Speaking of things learned, I want to remind myself here (even to myself) of an algorithm discovered (by Dan?) in the DataFrames code, during a discussion (not long ago) about the efficiency of the groupby() function.
Applying it to the countmap case always gives excellent results
How, if any, can one find an optimal value for ts?
function countmap3(v, ts)
m,M =extrema(v)
if (M-m)/length(v)>ts
countmap(v)
else
res=fill(0,M-m+1)
for i in eachindex(v)
res[v[i]-m+1]+=1
end
return Pair.(m:M,res)
end
end
Perhaps the strategy used to establish when it is better to use a sparse array instead of a dense array could be applicable in this case too?

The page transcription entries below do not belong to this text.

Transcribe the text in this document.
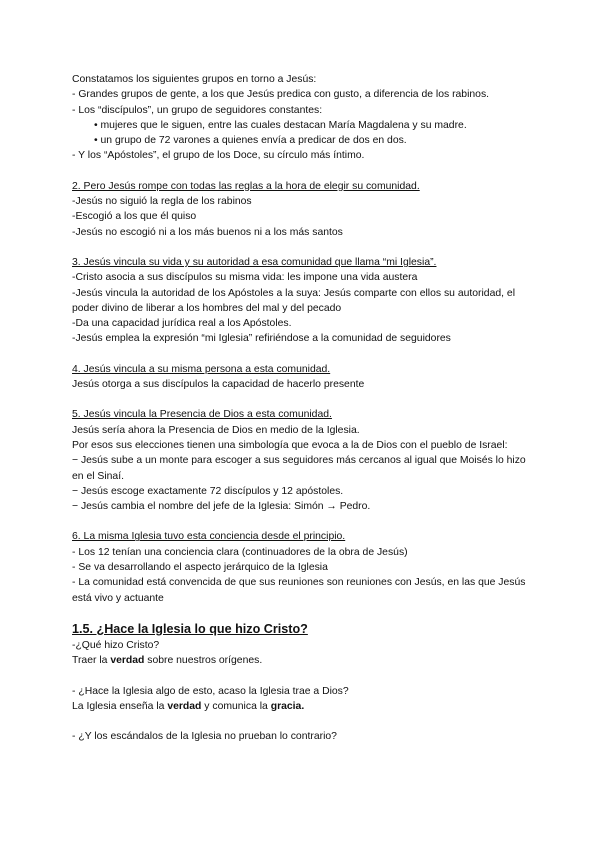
Constatamos los siguientes grupos en torno a Jesús:
- Grandes grupos de gente, a los que Jesús predica con gusto, a diferencia de los rabinos.
- Los “discípulos”, un grupo de seguidores constantes:
• mujeres que le siguen, entre las cuales destacan María Magdalena y su madre.
• un grupo de 72 varones a quienes envía a predicar de dos en dos.
- Y los “Apóstoles”, el grupo de los Doce, su círculo más íntimo.
2. Pero Jesús rompe con todas las reglas a la hora de elegir su comunidad.
-Jesús no siguió la regla de los rabinos
-Escogió a los que él quiso
-Jesús no escogió ni a los más buenos ni a los más santos
3. Jesús vincula su vida y su autoridad a esa comunidad que llama “mi Iglesia”.
-Cristo asocia a sus discípulos su misma vida: les impone una vida austera
-Jesús vincula la autoridad de los Apóstoles a la suya: Jesús comparte con ellos su autoridad, el poder divino de liberar a los hombres del mal y del pecado
-Da una capacidad jurídica real a los Apóstoles.
-Jesús emplea la expresión “mi Iglesia” refiriéndose a la comunidad de seguidores
4. Jesús vincula a su misma persona a esta comunidad.
Jesús otorga a sus discípulos la capacidad de hacerlo presente
5. Jesús vincula la Presencia de Dios a esta comunidad.
Jesús sería ahora la Presencia de Dios en medio de la Iglesia.
Por esos sus elecciones tienen una simbología que evoca a la de Dios con el pueblo de Israel:
− Jesús sube a un monte para escoger a sus seguidores más cercanos al igual que Moisés lo hizo en el Sinaí.
− Jesús escoge exactamente 72 discípulos y 12 apóstoles.
− Jesús cambia el nombre del jefe de la Iglesia: Simón → Pedro.
6. La misma Iglesia tuvo esta conciencia desde el principio.
- Los 12 tenían una conciencia clara (continuadores de la obra de Jesús)
- Se va desarrollando el aspecto jerárquico de la Iglesia
- La comunidad está convencida de que sus reuniones son reuniones con Jesús, en las que Jesús está vivo y actuante
1.5. ¿Hace la Iglesia lo que hizo Cristo?
-¿Qué hizo Cristo?
Traer la verdad sobre nuestros orígenes.
- ¿Hace la Iglesia algo de esto, acaso la Iglesia trae a Dios?
La Iglesia enseña la verdad y comunica la gracia.
- ¿Y los escándalos de la Iglesia no prueban lo contrario?
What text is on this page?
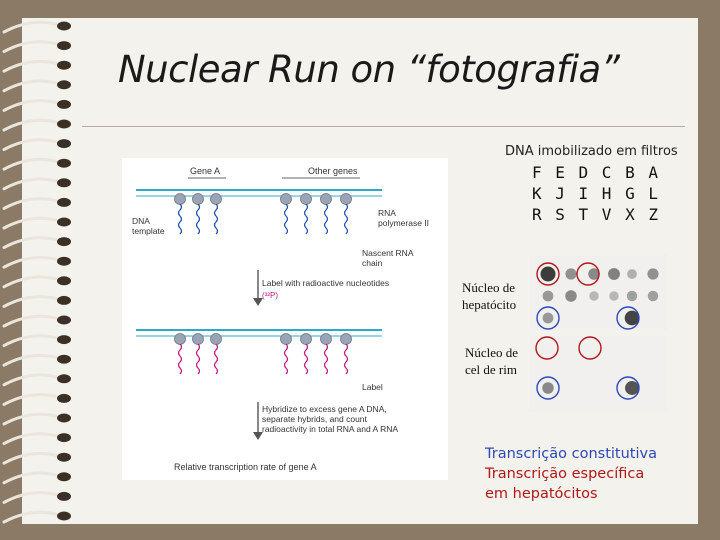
Nuclear Run on “fotografia”
DNA imobilizado em filtros
F E D C B A
K J I H G L
R S T V X Z
Gene A	Other genes
DNA
template
RNA
polymerase II
Nascent RNA
chain
Label with radioactive nucleotides
(³²P)
Label
Hybridize to excess gene A DNA,
separate hybrids, and count
radioactivity in total RNA and A RNA
Relative transcription rate of gene A
Núcleo de
hepatócito
Núcleo de
cel de rim
Transcrição constitutiva
Transcrição específica
em hepatócitos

Calculating the extrema requires scanning through v, and isn’t so cheap to begin with. There are tradeoffs. countmap should have good optimization effort invested in it, as it is ubiquitous.
It’s a good method if you know an upper bound on the range of values, for example if the values are of type Int8, or represent some limited physical or logical quantity.